というかASCII以外の文字は2級市民だという勢いの人すら存在する。例えば後述するBoost.Locale事件である。


すべての文字が16bitに収まると考える愚か者たち

ASCIIしか解さない愚か者たちの中にも流石にすべての文字が8bitに収まらないという現実は受け入れられ始めていた[要出典]

しかしやはり同じ理由からなのかメモリー消費との戦いからなのかはたまた宗教的な争いからか16bitで収まると考える愚か者が現れた。ユニコードコンソーシアムである。


CJKの漢字が同一であると考える愚か者たち

ちょっとでも詳しい人ならCJK統合漢字というものをご存知かもしれない。すべての文字が16bitに収まると考える愚か者たちにそそのかされた結果、中国(C)、日本(J)、韓国(K)、ついでにベトナム(V)の漢字を無理やり悪魔合体して同じ漢字だと自らを洗脳することで、漢字の統合を行ってしまった。

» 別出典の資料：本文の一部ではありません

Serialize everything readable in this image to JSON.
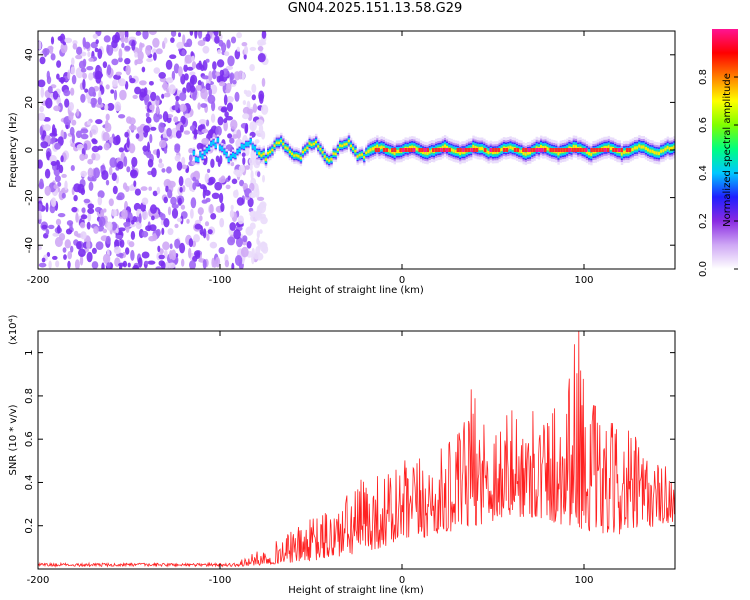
{
  "title": "GN04.2025.151.13.58.G29",
  "chart_data": [
    {
      "type": "heatmap",
      "xlabel": "Height of straight line (km)",
      "ylabel": "Frequency (Hz)",
      "xlim": [
        -200,
        150
      ],
      "ylim": [
        -50,
        50
      ],
      "x_ticks": [
        -200,
        -100,
        0,
        100
      ],
      "y_ticks": [
        -40,
        -20,
        0,
        20,
        40
      ],
      "colorbar": {
        "label": "Normalized spectral amplitude",
        "range": [
          0.0,
          1.0
        ],
        "ticks": [
          0.0,
          0.2,
          0.4,
          0.6,
          0.8
        ],
        "tick_labels": [
          "0.0",
          "0.2",
          "0.4",
          "0.6",
          "0.8"
        ],
        "colors": [
          "#ffffff",
          "#cfa8f5",
          "#8a2be2",
          "#1f1fff",
          "#00c8ff",
          "#00ff80",
          "#80ff00",
          "#ffff00",
          "#ff8000",
          "#ff0000",
          "#ff1493"
        ]
      },
      "features": {
        "noise_region_x": [
          -200,
          -75
        ],
        "ridge_frequency_hz": 0,
        "ridge_start_x": -115,
        "peak_amplitude_x_range": [
          -15,
          125
        ],
        "grid": false
      }
    },
    {
      "type": "line",
      "xlabel": "Height of straight line (km)",
      "ylabel": "SNR (10 * v/v)",
      "y_multiplier": "(x10⁴)",
      "xlim": [
        -200,
        150
      ],
      "ylim": [
        0,
        1.1
      ],
      "x_ticks": [
        -200,
        -100,
        0,
        100
      ],
      "y_ticks": [
        0.2,
        0.4,
        0.6,
        0.8,
        1.0
      ],
      "y_tick_labels": [
        "0.2",
        "0.4",
        "0.6",
        "0.8",
        "1"
      ],
      "series_color": "#ff2020",
      "grid": false,
      "envelope": {
        "x": [
          -200,
          -120,
          -90,
          -75,
          -60,
          -45,
          -30,
          -20,
          -10,
          0,
          10,
          20,
          30,
          40,
          50,
          60,
          70,
          80,
          90,
          95,
          100,
          110,
          120,
          130,
          140,
          150
        ],
        "baseline": [
          0.01,
          0.01,
          0.01,
          0.02,
          0.03,
          0.04,
          0.06,
          0.08,
          0.1,
          0.12,
          0.14,
          0.16,
          0.18,
          0.2,
          0.22,
          0.24,
          0.24,
          0.22,
          0.2,
          0.2,
          0.18,
          0.16,
          0.16,
          0.18,
          0.2,
          0.22
        ],
        "peak": [
          0.03,
          0.03,
          0.04,
          0.1,
          0.18,
          0.26,
          0.35,
          0.45,
          0.45,
          0.5,
          0.52,
          0.55,
          0.62,
          0.8,
          0.72,
          0.75,
          0.7,
          0.75,
          0.9,
          1.1,
          0.95,
          0.65,
          0.7,
          0.6,
          0.5,
          0.48
        ]
      },
      "notable_peaks": [
        {
          "x": 38,
          "y": 0.83
        },
        {
          "x": 72,
          "y": 0.73
        },
        {
          "x": 97,
          "y": 1.1
        },
        {
          "x": 92,
          "y": 0.88
        }
      ]
    }
  ]
}
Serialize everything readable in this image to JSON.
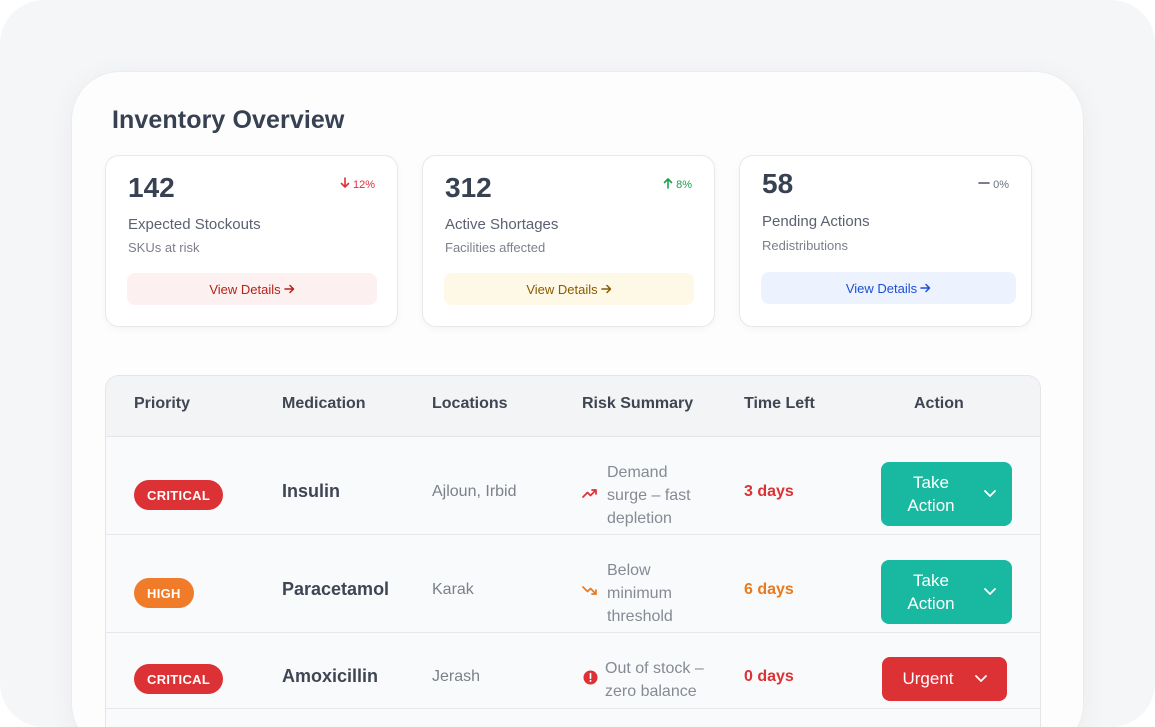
{
  "page_title": "Inventory Overview",
  "cards": [
    {
      "value": "142",
      "trend": {
        "direction": "down",
        "text": "12%",
        "color": "#dc3135"
      },
      "label": "Expected Stockouts",
      "sub": "SKUs at risk",
      "button": {
        "label": "View Details",
        "bg": "#fdf0f1",
        "color": "#b42318"
      }
    },
    {
      "value": "312",
      "trend": {
        "direction": "up",
        "text": "8%",
        "color": "#16a34a"
      },
      "label": "Active Shortages",
      "sub": "Facilities affected",
      "button": {
        "label": "View Details",
        "bg": "#fdf9e6",
        "color": "#8a5a00"
      }
    },
    {
      "value": "58",
      "trend": {
        "direction": "flat",
        "text": "0%",
        "color": "#6b7280"
      },
      "label": "Pending Actions",
      "sub": "Redistributions",
      "button": {
        "label": "View Details",
        "bg": "#edf3fe",
        "color": "#1d4ed8"
      }
    }
  ],
  "table": {
    "headers": {
      "priority": "Priority",
      "medication": "Medication",
      "locations": "Locations",
      "risk": "Risk Summary",
      "time": "Time Left",
      "action": "Action"
    },
    "rows": [
      {
        "priority": "CRITICAL",
        "priority_color": "#dc3135",
        "medication": "Insulin",
        "locations": "Ajloun, Irbid",
        "risk_icon": "trend-up-icon",
        "risk_lines": [
          "Demand",
          "surge – fast",
          "depletion"
        ],
        "time_left": "3 days",
        "time_color": "#dc3135",
        "action_lines": [
          "Take",
          "Action"
        ],
        "action_color": "#19b8a0"
      },
      {
        "priority": "HIGH",
        "priority_color": "#f07c2a",
        "medication": "Paracetamol",
        "locations": "Karak",
        "risk_icon": "trend-down-icon",
        "risk_lines": [
          "Below",
          "minimum",
          "threshold"
        ],
        "time_left": "6 days",
        "time_color": "#ea7a1e",
        "action_lines": [
          "Take",
          "Action"
        ],
        "action_color": "#19b8a0"
      },
      {
        "priority": "CRITICAL",
        "priority_color": "#dc3135",
        "medication": "Amoxicillin",
        "locations": "Jerash",
        "risk_icon": "alert-circle-icon",
        "risk_lines": [
          "Out of stock –",
          "zero balance"
        ],
        "time_left": "0 days",
        "time_color": "#dc3135",
        "action_lines": [
          "Urgent"
        ],
        "action_color": "#dc3135"
      }
    ]
  }
}
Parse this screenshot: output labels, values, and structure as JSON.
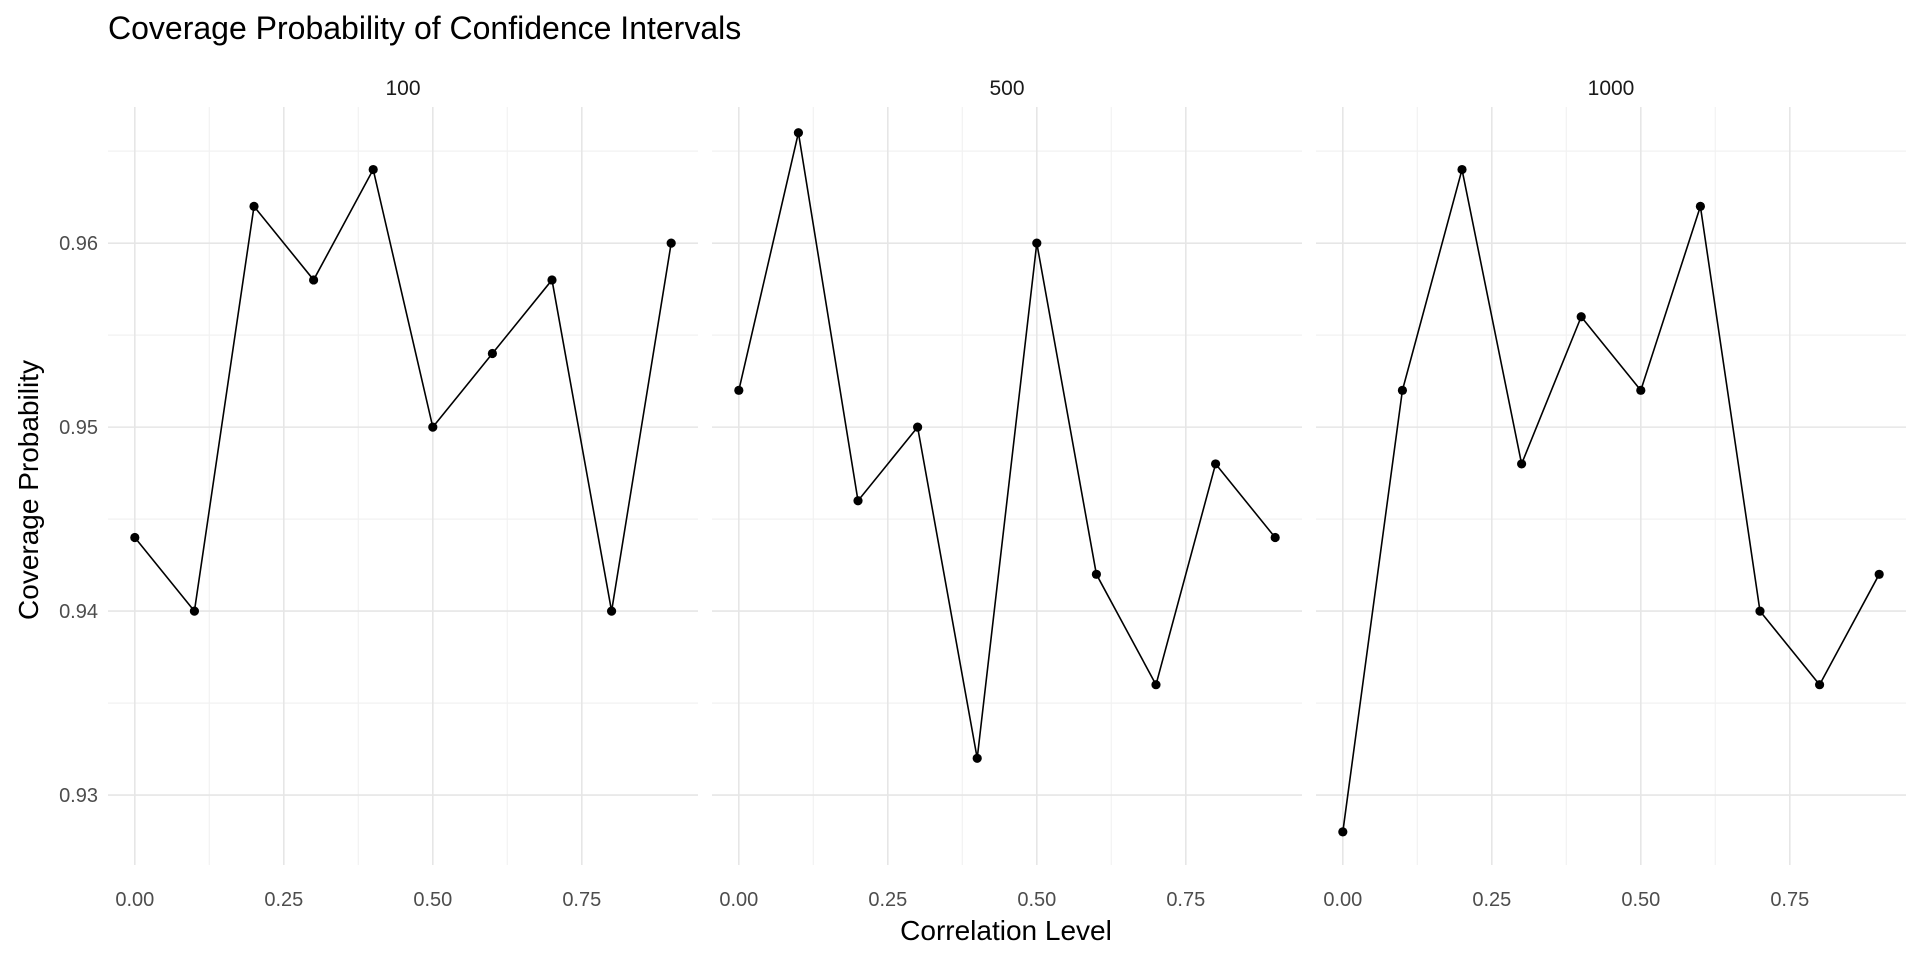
{
  "chart_data": {
    "type": "line",
    "title": "Coverage Probability of Confidence Intervals",
    "xlabel": "Correlation Level",
    "ylabel": "Coverage Probability",
    "x_ticks": [
      "0.00",
      "0.25",
      "0.50",
      "0.75"
    ],
    "y_ticks": [
      "0.93",
      "0.94",
      "0.95",
      "0.96"
    ],
    "xlim": [
      -0.045,
      0.945
    ],
    "ylim": [
      0.9262,
      0.9674
    ],
    "grid": true,
    "legend": "none",
    "line_color": "#000000",
    "point_color": "#000000",
    "grid_major_color": "#e6e6e6",
    "grid_minor_color": "#f2f2f2",
    "x": [
      0.0,
      0.1,
      0.2,
      0.3,
      0.4,
      0.5,
      0.6,
      0.7,
      0.8,
      0.9
    ],
    "panels": [
      {
        "label": "100",
        "values": [
          0.944,
          0.94,
          0.962,
          0.958,
          0.964,
          0.95,
          0.954,
          0.958,
          0.94,
          0.96
        ]
      },
      {
        "label": "500",
        "values": [
          0.952,
          0.966,
          0.946,
          0.95,
          0.932,
          0.96,
          0.942,
          0.936,
          0.948,
          0.944
        ]
      },
      {
        "label": "1000",
        "values": [
          0.928,
          0.952,
          0.964,
          0.948,
          0.956,
          0.952,
          0.962,
          0.94,
          0.936,
          0.942
        ]
      }
    ]
  }
}
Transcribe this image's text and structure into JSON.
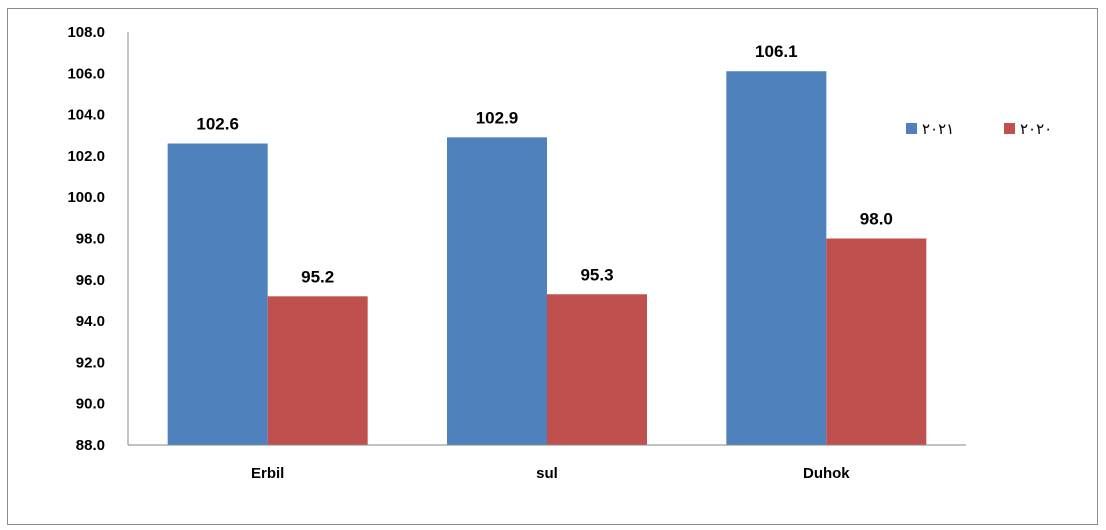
{
  "chart_data": {
    "type": "bar",
    "categories": [
      "Erbil",
      "sul",
      "Duhok"
    ],
    "series": [
      {
        "name": "٢٠٢١",
        "color": "#4f81bd",
        "values": [
          102.6,
          102.9,
          106.1
        ]
      },
      {
        "name": "٢٠٢٠",
        "color": "#c0504d",
        "values": [
          95.2,
          95.3,
          98.0
        ]
      }
    ],
    "ylim": [
      88.0,
      108.0
    ],
    "ytick_step": 2.0,
    "yticks": [
      "88.0",
      "90.0",
      "92.0",
      "94.0",
      "96.0",
      "98.0",
      "100.0",
      "102.0",
      "104.0",
      "106.0",
      "108.0"
    ],
    "data_labels": true,
    "legend_position": "right",
    "grid": false
  }
}
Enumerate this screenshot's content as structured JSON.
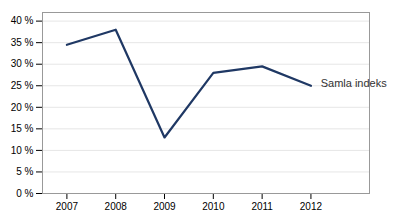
{
  "chart_data": {
    "type": "line",
    "x": [
      2007,
      2008,
      2009,
      2010,
      2011,
      2012
    ],
    "values": [
      34.5,
      38.0,
      13.0,
      28.0,
      29.5,
      25.0
    ],
    "color": "#1F3864",
    "xlim": [
      2006.5,
      2013.2
    ],
    "xticks": [
      2007,
      2008,
      2009,
      2010,
      2011,
      2012
    ],
    "ylim": [
      0,
      42
    ],
    "yticks": [
      {
        "value": 0,
        "label": "0 %"
      },
      {
        "value": 5,
        "label": "5 %"
      },
      {
        "value": 10,
        "label": "10 %"
      },
      {
        "value": 15,
        "label": "15 %"
      },
      {
        "value": 20,
        "label": "20 %"
      },
      {
        "value": 25,
        "label": "25 %"
      },
      {
        "value": 30,
        "label": "30 %"
      },
      {
        "value": 35,
        "label": "35 %"
      },
      {
        "value": 40,
        "label": "40 %"
      }
    ],
    "grid": true,
    "annotations": [
      {
        "text": "Samla indeks",
        "x": 2012.2,
        "y": 25.5
      }
    ]
  }
}
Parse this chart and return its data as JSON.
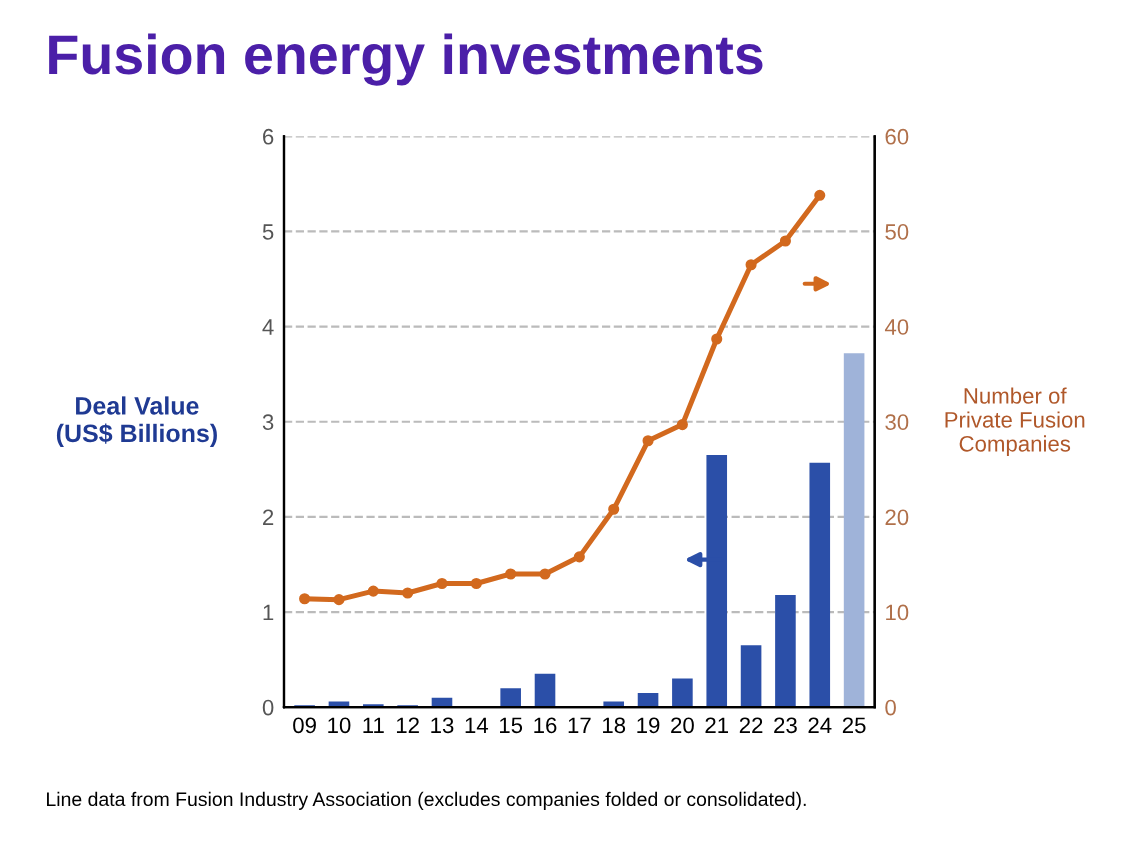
{
  "chart_data": {
    "type": "bar",
    "title": "Fusion energy investments",
    "categories": [
      "09",
      "10",
      "11",
      "12",
      "13",
      "14",
      "15",
      "16",
      "17",
      "18",
      "19",
      "20",
      "21",
      "22",
      "23",
      "24",
      "25"
    ],
    "ylabel": "Deal Value\n(US$ Billions)",
    "y2label": "Number of\nPrivate Fusion\nCompanies",
    "series": [
      {
        "colors": [
          "#2b4fa8",
          "#2b4fa8",
          "#2b4fa8",
          "#2b4fa8",
          "#2b4fa8",
          "#2b4fa8",
          "#2b4fa8",
          "#2b4fa8",
          "#2b4fa8",
          "#2b4fa8",
          "#2b4fa8",
          "#2b4fa8",
          "#2b4fa8",
          "#2b4fa8",
          "#2b4fa8",
          "#2b4fa8",
          "#9fb3d9"
        ],
        "values": [
          0.02,
          0.06,
          0.03,
          0.02,
          0.1,
          0.01,
          0.2,
          0.35,
          0.01,
          0.06,
          0.15,
          0.3,
          2.65,
          0.65,
          1.18,
          2.57,
          3.72
        ]
      },
      {
        "type": "line",
        "axis": "y2",
        "color": "#d2691e",
        "marker": "circle",
        "values": [
          11.4,
          11.3,
          12.2,
          12,
          13,
          13,
          14,
          14,
          15.8,
          20.8,
          28,
          29.7,
          38.7,
          46.5,
          49,
          53.8,
          null
        ]
      }
    ],
    "ylim": [
      0,
      6
    ],
    "yticks": [
      0,
      1,
      2,
      3,
      4,
      5,
      6
    ],
    "y2lim": [
      0,
      60
    ],
    "y2ticks": [
      0,
      10,
      20,
      30,
      40,
      50,
      60
    ],
    "grid": "y",
    "annotations": [
      "Line data from Fusion Industry Association (excludes companies folded or consolidated)."
    ]
  }
}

・・・ところでこれを主導したのが誰だったか追加調査すると


Early Years of Unicode

Our investigations, headed by Lee Collins, showed that we could get past these technical issues.

As far as the text size, when we tested the percentage of memory or disk space actually occupied by character data in typical use, we found that it was rather small. Small not in absolute terms, but small compared to the amount of overhead in data structures and formatting information. Nowadays, of course, with video and sound data taking so much space, the percentage is even smaller.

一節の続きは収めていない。